The Fullness of God’s Grace

From the fullness of his grace we have all received one blessing after another. (John 1:16)

Praise be to the God and Father of our Lord Jesus Christ, who has blessed us in the heavenly realms with every spiritual blessing in Christ.
-Ephesians 1:3

Fullness is such a great word, is it not? It brings to mind thoughts of satisfaction, completion, entirety, and contentment. When we read the words “fullness of his grace” it speaks to all that is found within Jesus that “causes joy and pleasure, that which creates delight in the recipient or observer. To be sure, grace may express itself in the form of gifts or endowments (the Holy Spirit, spiritual gifts); but they do not constitute grace in the proper sense. Strictly speaking, grace is the favorable disposition of God toward sinners on account of Christ.” (Hebrew-Greek Key Word Study Bible New Testament Lexical Aids)

“‘I have enough,’ said Esau, this is the best thing a worldly man can say, but Jacob replies, ‘I have all things’, which is a note too high for carnal minds.”
-Charles H. Spurgeon

I have thought a lot about those four words–“fullness of his grace.” All that is within Jesus–all the blessings of joy, delight and satisfaction, all the gifts and endowments of the Holy Spirit, all the favor of God toward us as sinners because of Christ–all this we receive one right after another. Grace giving way to grace. Just as one wave gets to the seashore and another follows suit, then another and another, in like manner, we receive never ending waves of God’s unmerited favor. His love, giving, joy, and satisfaction contrasts with human love, giving, joy and satisfaction in both nature and degree–while man’s appears as a flicker, God’s shines forth as the brightness of the sun.

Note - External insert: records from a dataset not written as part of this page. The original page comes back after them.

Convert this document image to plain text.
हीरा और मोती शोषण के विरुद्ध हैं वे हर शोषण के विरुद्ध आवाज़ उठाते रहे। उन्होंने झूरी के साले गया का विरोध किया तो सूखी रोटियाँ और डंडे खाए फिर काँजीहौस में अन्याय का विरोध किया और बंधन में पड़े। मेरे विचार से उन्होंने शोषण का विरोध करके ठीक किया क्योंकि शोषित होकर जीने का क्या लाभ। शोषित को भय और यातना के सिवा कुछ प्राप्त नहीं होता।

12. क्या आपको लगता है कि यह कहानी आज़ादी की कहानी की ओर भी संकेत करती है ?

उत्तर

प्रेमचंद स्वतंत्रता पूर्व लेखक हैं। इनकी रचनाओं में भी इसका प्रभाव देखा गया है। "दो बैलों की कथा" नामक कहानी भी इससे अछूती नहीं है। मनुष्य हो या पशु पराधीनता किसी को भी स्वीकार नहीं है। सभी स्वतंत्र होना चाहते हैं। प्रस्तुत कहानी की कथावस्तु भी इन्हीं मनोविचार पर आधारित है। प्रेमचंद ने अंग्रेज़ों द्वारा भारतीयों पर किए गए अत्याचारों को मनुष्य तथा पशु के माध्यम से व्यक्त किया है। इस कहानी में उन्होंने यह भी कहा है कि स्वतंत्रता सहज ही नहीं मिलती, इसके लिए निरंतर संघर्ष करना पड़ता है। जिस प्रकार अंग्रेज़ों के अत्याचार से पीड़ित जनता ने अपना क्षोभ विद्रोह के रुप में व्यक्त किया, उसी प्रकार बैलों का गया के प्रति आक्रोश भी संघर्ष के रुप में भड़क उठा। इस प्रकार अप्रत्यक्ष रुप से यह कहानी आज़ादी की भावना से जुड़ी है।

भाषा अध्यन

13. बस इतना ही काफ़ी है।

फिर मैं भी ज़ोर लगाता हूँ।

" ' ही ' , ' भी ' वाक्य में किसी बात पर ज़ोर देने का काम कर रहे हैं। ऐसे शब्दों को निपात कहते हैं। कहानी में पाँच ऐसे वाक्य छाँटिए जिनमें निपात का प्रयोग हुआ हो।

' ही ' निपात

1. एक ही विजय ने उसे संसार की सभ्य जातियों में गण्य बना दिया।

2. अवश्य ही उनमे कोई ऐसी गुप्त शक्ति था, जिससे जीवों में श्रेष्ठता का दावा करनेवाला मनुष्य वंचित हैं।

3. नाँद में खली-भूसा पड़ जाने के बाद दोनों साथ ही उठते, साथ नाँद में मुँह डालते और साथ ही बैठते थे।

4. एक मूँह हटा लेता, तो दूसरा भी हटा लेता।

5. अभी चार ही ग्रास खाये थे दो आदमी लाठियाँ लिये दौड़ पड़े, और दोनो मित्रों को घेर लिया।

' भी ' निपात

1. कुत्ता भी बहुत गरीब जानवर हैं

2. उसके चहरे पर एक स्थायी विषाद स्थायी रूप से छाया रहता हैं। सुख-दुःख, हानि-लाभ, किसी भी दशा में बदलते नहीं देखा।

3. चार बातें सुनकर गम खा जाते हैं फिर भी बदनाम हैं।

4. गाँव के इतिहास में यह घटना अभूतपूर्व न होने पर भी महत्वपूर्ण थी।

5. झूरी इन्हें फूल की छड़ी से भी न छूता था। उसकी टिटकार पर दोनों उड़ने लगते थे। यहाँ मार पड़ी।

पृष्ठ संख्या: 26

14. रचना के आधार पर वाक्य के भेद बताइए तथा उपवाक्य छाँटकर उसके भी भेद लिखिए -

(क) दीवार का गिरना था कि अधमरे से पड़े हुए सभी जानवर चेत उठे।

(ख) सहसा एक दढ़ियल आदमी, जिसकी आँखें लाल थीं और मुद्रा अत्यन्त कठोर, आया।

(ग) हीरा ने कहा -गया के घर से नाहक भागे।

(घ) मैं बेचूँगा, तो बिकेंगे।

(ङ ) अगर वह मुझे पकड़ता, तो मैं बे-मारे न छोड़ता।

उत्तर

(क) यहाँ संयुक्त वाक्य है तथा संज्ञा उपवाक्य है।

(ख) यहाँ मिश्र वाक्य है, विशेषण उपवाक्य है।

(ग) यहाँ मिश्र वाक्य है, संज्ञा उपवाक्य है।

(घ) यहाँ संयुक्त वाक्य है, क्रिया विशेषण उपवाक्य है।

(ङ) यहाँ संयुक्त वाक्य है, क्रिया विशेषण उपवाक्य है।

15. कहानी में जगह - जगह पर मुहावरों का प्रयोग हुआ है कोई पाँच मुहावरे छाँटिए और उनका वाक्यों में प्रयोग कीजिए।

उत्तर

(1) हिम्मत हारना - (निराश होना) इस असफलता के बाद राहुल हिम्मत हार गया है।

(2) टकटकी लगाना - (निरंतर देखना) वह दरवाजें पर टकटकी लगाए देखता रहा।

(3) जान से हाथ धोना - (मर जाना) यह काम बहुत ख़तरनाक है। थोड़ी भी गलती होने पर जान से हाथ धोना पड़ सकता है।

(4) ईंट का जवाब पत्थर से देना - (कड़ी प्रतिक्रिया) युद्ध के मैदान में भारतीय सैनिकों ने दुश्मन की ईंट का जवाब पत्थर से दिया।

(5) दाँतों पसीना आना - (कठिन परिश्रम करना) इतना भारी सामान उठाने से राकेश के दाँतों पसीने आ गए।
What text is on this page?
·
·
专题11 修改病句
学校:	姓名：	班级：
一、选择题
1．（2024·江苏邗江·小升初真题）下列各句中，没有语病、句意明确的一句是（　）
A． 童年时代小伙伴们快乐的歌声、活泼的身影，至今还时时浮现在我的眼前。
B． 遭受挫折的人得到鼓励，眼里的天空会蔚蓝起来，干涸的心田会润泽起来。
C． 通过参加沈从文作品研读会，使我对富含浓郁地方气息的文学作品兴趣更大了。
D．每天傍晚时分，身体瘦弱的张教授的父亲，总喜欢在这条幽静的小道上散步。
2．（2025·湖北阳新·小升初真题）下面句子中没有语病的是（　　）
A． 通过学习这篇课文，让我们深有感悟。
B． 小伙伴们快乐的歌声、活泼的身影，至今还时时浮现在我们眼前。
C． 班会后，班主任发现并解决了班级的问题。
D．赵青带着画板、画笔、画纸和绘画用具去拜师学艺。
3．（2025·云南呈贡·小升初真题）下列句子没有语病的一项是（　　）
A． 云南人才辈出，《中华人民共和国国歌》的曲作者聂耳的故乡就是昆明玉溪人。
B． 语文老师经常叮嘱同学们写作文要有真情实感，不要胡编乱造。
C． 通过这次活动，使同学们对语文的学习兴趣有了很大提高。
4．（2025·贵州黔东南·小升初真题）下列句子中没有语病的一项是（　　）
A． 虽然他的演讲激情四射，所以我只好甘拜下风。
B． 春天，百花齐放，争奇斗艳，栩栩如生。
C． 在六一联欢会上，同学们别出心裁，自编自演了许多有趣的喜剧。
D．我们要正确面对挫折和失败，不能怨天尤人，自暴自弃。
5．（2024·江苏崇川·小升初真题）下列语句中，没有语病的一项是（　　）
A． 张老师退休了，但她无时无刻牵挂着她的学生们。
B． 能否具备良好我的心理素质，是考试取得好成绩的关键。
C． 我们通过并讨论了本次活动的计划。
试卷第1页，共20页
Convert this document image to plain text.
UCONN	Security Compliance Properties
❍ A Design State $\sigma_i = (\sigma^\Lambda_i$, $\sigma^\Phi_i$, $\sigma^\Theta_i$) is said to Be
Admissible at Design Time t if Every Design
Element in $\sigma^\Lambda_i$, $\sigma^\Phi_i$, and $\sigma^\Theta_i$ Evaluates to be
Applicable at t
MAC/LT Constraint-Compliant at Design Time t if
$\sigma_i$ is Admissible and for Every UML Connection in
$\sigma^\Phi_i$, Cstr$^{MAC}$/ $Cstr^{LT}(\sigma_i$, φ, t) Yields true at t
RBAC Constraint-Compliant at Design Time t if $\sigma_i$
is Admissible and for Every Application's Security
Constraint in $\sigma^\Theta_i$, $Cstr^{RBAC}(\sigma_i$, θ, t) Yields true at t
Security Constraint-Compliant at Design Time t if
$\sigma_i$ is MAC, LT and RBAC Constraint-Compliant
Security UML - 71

“Grace can meet the very deepest human need; and not only so, but it is glorified in meeting it. This holds good in every case. It is true of every individual sinner …Grace is the grand and only resource for us all. It is the basis of our salvation; the basis of a life of practical godliness; and the basis of those imperishable hopes which animate us amid the trials and conflicts of this sin-stricken world. May we cherish a deeper sense of grace, and more ardent desire for glory!
-C H MacIntosh,
1860 Notes on Leviticus

Throughout the Bible we find verses that speak to God’s fullness and His desire to fill us:

“Come, all you who are thirsty, come to the waters; and you who have no money, come, buy and eat! Come, buy wine and milk without money and without cost. Why spend money on what is not bread, and your labor on what does not satisfy? Listen, listen to me, and eat what is good, and your soul will delight in the richest of fare. (Isaiah 55:1-2)

On the last and greatest day of the Feast, Jesus stood and said in a loud voice, “If anyone is thirsty let him come to me and drink. Whoever believes in me, as the Scripture has said, streams of living water will flow from within him.” (John 7:37-38)

I am the LORD your God, who brought you up out of Egypt. Open wide your mouth and I will fill it. (Psalm 81:10)

I pray also that the eyes of your heart may be enlightened in order that you may know the hope to which he has called you, the riches of his glorious inheritance in the saints, and his incomparably great power for us who believe. That power is like the working of his mighty strength, which he exerted in Christ when he raised him from the dead and seated him at his right hand in the heavenly realms, far above all rule and authority, power and dominion, and every title that can be given, not only in the present age but also in the one to come. And God placed all things under his feet and appointed him to be head over everything for the church, which is his body, the fullness of him who fills everything in every way. (Ephesians 1:18-23)

Take It to Heart

“Live up to thy privileges, and rejoice with unspeakable joy.”
-Charles H. Spurgeon

“There is a fullness of blessings of every sort and shape; a fullness of grace to pardon, of grace to regenerate, of grace to sanctify, of grace to preserve, and of grace to perfect. There is a fullness at all times; a fullness of comfort in affliction; a fullness of guidance in prosperity. A fullness of every divine attribute, of wisdom, of power, of love; a fullness which it were impossible to survey, much less to explore … Oh, what a fullness must this be of which all receive! Fullness, indeed, must there be when the stream is always flowing, and yet the well springs up as free, as rich, as full as ever. Come, believer, and get all thy need supplied; ask largely, and thou shalt receive largely, for this ‘fullness’ is inexhaustible, and is treasured up where all the needy may reach it, even in Jesus, Immanuel–God with us.”